One of my favorite things… calmness and quiet in the house. Mom and my uncle are cooking downstairs and Daniel is in his room currently.
I am wearing… my Cougars shirt and jeans. I hate the Cougars about as much as I hate Ohio State… but my youngest cousin Sarah (recent WSU grad) is coming to dinner tonight and I love Sarah so I’m wearing the shirt. (It’s also very warm.) Church clothes this morning were my turquoise/black/white bokeh dress, black camisole, black cardigan, and black flats.
I am creating… spreadsheets for my Accounting homework and message board entries for my PE class.
I am listening to… “Eye of the Storm” by Ryan Stevenson.
I am hoping… this chapter’s book work for PowerPoint isn’t boring. I love creating and manipulating presentations but not so much the reading about it.
I am learning… how to do the indirect method for a statement of cash flows.
In my kitchen… ling cod tonight with various salads and potatoes and macaroons with ice cream for dessert.
In the school room… Daniel’s teachers are working with him on getting him to stop hitting.

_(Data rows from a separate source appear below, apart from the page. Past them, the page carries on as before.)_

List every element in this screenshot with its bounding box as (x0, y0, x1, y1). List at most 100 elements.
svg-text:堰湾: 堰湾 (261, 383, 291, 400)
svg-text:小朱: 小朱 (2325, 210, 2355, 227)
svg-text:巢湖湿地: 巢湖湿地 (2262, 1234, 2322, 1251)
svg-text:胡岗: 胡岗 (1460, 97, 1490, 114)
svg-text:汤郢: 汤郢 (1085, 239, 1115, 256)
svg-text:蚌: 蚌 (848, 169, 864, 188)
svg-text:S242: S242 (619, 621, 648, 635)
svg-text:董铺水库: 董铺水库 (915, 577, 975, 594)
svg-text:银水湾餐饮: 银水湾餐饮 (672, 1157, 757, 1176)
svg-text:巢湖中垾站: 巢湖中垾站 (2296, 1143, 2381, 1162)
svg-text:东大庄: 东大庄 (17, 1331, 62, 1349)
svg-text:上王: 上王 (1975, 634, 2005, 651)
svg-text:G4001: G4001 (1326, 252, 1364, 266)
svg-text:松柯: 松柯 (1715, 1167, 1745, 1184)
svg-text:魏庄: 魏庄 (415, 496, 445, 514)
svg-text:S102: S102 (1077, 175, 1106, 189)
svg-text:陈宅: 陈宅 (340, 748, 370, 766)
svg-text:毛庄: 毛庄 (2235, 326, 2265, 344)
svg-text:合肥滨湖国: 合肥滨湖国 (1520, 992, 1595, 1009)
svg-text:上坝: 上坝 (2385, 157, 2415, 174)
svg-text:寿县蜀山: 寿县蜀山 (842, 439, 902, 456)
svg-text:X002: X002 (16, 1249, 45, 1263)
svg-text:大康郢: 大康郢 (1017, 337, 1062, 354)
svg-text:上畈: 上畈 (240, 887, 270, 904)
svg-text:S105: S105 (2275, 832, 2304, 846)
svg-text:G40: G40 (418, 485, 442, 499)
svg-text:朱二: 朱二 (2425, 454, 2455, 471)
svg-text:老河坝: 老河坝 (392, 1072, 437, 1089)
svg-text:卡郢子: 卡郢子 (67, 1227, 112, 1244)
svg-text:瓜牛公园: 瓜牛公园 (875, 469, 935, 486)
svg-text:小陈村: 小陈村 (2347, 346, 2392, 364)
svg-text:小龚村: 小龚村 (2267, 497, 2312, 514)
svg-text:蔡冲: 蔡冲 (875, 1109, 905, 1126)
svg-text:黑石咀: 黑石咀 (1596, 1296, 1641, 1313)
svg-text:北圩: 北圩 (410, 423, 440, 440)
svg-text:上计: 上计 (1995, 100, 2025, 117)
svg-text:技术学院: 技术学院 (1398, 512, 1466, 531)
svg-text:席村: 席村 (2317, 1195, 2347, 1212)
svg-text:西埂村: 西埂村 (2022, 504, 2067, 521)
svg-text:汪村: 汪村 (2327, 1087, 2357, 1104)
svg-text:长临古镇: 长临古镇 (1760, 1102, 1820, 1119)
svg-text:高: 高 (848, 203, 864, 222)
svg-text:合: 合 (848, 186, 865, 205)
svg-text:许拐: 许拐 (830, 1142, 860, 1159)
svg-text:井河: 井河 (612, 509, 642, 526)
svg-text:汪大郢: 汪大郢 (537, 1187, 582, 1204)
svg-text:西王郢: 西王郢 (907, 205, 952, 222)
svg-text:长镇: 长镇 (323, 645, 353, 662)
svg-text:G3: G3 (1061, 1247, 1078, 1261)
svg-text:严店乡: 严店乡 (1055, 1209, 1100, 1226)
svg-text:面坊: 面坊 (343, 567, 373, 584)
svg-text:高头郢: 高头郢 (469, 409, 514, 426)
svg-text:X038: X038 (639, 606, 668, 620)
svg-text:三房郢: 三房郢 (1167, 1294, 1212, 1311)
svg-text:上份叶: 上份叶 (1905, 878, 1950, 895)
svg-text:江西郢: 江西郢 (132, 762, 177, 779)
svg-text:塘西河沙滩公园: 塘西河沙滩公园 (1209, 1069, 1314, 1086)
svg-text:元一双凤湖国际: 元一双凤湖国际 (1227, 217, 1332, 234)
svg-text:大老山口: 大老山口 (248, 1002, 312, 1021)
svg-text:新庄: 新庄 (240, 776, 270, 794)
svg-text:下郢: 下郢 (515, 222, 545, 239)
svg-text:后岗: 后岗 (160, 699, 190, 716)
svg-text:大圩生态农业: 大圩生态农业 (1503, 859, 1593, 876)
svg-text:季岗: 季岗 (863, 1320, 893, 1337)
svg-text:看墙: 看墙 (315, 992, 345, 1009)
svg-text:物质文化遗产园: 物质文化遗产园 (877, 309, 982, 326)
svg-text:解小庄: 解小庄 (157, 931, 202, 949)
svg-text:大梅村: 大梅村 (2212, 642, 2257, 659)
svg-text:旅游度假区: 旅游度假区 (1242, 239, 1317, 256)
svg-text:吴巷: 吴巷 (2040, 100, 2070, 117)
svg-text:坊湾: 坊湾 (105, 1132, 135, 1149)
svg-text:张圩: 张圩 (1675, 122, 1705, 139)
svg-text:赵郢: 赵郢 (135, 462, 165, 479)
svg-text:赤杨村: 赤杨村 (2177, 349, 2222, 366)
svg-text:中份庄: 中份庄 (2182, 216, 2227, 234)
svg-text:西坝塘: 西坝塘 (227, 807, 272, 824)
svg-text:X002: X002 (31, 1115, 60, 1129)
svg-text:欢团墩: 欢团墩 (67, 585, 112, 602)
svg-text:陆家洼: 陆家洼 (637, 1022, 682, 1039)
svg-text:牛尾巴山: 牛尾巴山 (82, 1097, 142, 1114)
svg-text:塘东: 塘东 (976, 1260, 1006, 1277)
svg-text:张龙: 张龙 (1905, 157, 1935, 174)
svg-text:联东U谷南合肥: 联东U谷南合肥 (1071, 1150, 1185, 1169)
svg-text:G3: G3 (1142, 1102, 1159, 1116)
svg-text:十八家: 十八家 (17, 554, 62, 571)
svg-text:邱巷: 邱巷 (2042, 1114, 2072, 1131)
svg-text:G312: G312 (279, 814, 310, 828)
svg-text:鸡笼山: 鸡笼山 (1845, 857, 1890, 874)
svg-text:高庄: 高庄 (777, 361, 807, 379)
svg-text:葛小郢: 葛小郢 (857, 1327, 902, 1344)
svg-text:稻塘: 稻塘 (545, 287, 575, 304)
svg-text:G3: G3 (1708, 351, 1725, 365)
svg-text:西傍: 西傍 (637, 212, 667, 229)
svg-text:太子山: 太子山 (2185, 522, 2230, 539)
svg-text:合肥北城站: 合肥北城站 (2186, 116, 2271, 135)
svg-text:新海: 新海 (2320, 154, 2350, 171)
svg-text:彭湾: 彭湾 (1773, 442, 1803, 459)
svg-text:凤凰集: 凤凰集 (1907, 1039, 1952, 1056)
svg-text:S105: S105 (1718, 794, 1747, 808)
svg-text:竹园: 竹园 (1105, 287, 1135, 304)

Post Script… I’d like to share this for those whose mothers or mothers-in-law are toxic people. I’m very lucky to have a wonderful mom but some people aren’t that lucky.
Shared Quote… “We are mirrors whose brightness, if we are bright, is wholly derived from the sun that shines upon us.” — C.S. Lewis
A moment from my day… My first Mother’s Day 8 years ago.
Looking out my window… dark. It was cool and rainy for most of the day. (In the Pacific Northwest? SHOCKER!!!)
I am thinking… about the PowerPoint homework on which I am procrastinating.
I am thankful… to have my problem set for Accounting done so I don’t have to figure it out before class. I’ll deal with my Chapter 20 outline instead!
One of my favorite things… tulips. It’s probably good I live where I do.
I am wearing… jammies. Church clothes were a black cardigan, blue-green fitted tee, black/white striped skirt, black tights, and black flats. I jettisoned everything but the shirt when I got home and tossed on jeans and flip-flops.
I am creating… PowerPoint presentations when I finish this blog post.